# Spark assignment 2: Collocations
As for the second part of the assignment, your task is to extract collocations: that is word combinations that occur together. For example, “high school” or “roman empire”.

To find collocations, you will use NPMI (normalized pointwise mutual information) metric.

PMI of two words, a & b, is defined as “PMI(a, b) = ln (P(ab) / (P(a) * P(b))”, where P(ab) is the probability of two words coming one after the other, and P(a) and P(b) are probabilities of words a & b respectively.

You will estimate probabilities with occurrence counts, that is “P(a) = # of occurrences of word a / total number of words”, and “P(ab) = # of occurrences of words ‘a b’ / total number of word pairs”.

To build an intuition behind the definition, see Reading material.

Therefore, rare combinations of coupled words have large PMI.

NPMI is computed as “NPMI(a, b) = PMI(a, b) / -ln P(ab)”. This normalizes the quantity to be within the range [-1; 1].

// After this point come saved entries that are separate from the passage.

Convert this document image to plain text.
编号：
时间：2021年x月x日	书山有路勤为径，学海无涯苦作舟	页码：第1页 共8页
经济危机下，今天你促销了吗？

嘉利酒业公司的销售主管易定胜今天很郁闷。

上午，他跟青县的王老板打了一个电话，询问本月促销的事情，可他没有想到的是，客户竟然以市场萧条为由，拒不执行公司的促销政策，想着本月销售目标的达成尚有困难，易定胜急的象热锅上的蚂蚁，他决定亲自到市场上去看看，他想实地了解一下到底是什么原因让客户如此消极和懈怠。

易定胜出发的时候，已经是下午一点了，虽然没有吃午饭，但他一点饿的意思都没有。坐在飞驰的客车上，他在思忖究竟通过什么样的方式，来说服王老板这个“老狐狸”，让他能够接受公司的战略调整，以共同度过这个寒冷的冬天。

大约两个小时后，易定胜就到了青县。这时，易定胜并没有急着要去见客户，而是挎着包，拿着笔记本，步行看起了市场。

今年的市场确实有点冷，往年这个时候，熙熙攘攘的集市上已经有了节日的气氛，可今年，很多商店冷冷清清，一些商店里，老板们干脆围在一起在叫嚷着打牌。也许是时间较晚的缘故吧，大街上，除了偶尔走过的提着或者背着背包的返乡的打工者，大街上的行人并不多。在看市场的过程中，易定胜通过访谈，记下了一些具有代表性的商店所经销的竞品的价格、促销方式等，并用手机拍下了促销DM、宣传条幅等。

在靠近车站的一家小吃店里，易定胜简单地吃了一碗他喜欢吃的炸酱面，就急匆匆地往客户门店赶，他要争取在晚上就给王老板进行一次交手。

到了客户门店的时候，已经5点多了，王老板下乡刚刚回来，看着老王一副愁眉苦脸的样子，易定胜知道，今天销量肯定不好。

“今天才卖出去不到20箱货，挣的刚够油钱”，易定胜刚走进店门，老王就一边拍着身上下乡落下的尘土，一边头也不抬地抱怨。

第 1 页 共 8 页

You task is a bit more complicated now:

Extract all the words, as in the previous task.
Filter out stopwords using the dictionary (/datasets/stop_words_en.txt ) (do not forget to convert words to the lowercase!)
Compute all bigrams (that is, pairs of consequent words)
Leave only bigrams with at least 500 occurrences
Compute NPMI for every bigram (note: when computing probabilities, you need unpruned counts!)
Sort word pairs by NPMI in the descending order
Print top 39 word pairs, with words delimited by the underscore “_”
For example,

roman_empire

south_africa

In [1]:
#map za ako imame [A, B, C...] A->A', B->B', C->C' (1->1)
#filter za ako imame [A, B, C...] A->, B->B, C->C (1->(0,1))
#flatMap za ako imame [A, B, C...] A->, B->(B',B''), C->C' (1->(0,*)) edna lista

from pyspark import SparkConf, SparkContext
sc = SparkContext(conf=SparkConf().setAppName("MyApp").setMaster("local"))
import re


In [35]:
def parse_article(line):
    try:
        article_id, text = unicode(line.rstrip()).lower().split('\t', 1)
        text = re.sub("^\W+|\W+$", "", text, flags=re.UNICODE)
        words = re.split("\W*\s+\W*", text, flags=re.UNICODE)
        return words
    except ValueError as e:
        return []
    
wiki = sc.textFile("/data/wiki/en_articles_part/articles-part", 16).map(parse_article) #one to one map

with open('/datasets/stop_words_en.txt', 'r') as f:
    stop_words = set(f.read().split())



In [36]:
#flatMap for filter to escape empty lists
filtered_words = wiki.map(lambda words : [word for word in words if word not in stop_words])


In [37]:

def bigrams(words):
    word_list=[]
    for inx, word in enumerate(words[:-1]):
         word_list.append((word+"_"+words[inx+1], 1))        
    return word_list

bigram_words = filtered_words.flatMap(lambda words : bigrams(words))


In [38]:
bigram_reduced = bigram_words.reduceByKey(lambda x, y : x+y).filter(lambda (key, value) : value>=500)

In [39]:
reduced_words = filtered_words.flatMap(lambda words : [(word,1) for word in words]).reduceByKey(lambda x,y : x+y).filter(lambda (key,value):value>=500)
reduced_word_collect = reduced_words.collect()
dict_words = {}
for key,value in reduced_word_collect:
    dict_words[key] = value

In [None]:
total_words = len(dict_words)

In [None]:
total_num_pairs = bigram_reduced.count()

In [None]:
import math
def calculatePMI(key,value,dict_words,total_num_pairs, total_words):
    """PMI of two words, a & b, is defined as “PMI(a, b) = ln (P(ab) / (P(a) * P(b))”, 
    where P(ab) is the probability of two words coming one after the other, 
   and P(a) and P(b) are probabilities of words a & b respectively."""
   #You will estimate probabilities with occurrence counts, that is “P(a) = # of occurrences of word a / total number of words”, and “P(ab) = # of occurrences of words ‘a b’ / total number of word pairs”.
    word1, word2 = key.split("_")
    P_ab = value/float(total_num_pairs)
    P_a = dict_words[word1]/float(total_words)
    P_b = dict_words[word2]/float(total_words)
    ans = math.log(P_ab/(P_a*P_b))
    return (key, ans)

In [None]:
ans = bigram_reduced.map(lambda (key,value) : calculatePMI(key, value,dict_words,total_num_pairs, total_words))

In [None]:
answer = ans.map(lambda (key,value) : (value,key)).sortByKey(False).map(lambda (key,value) : (value, key)).take(39)

In [None]:
for key, value in answer:
    print(key)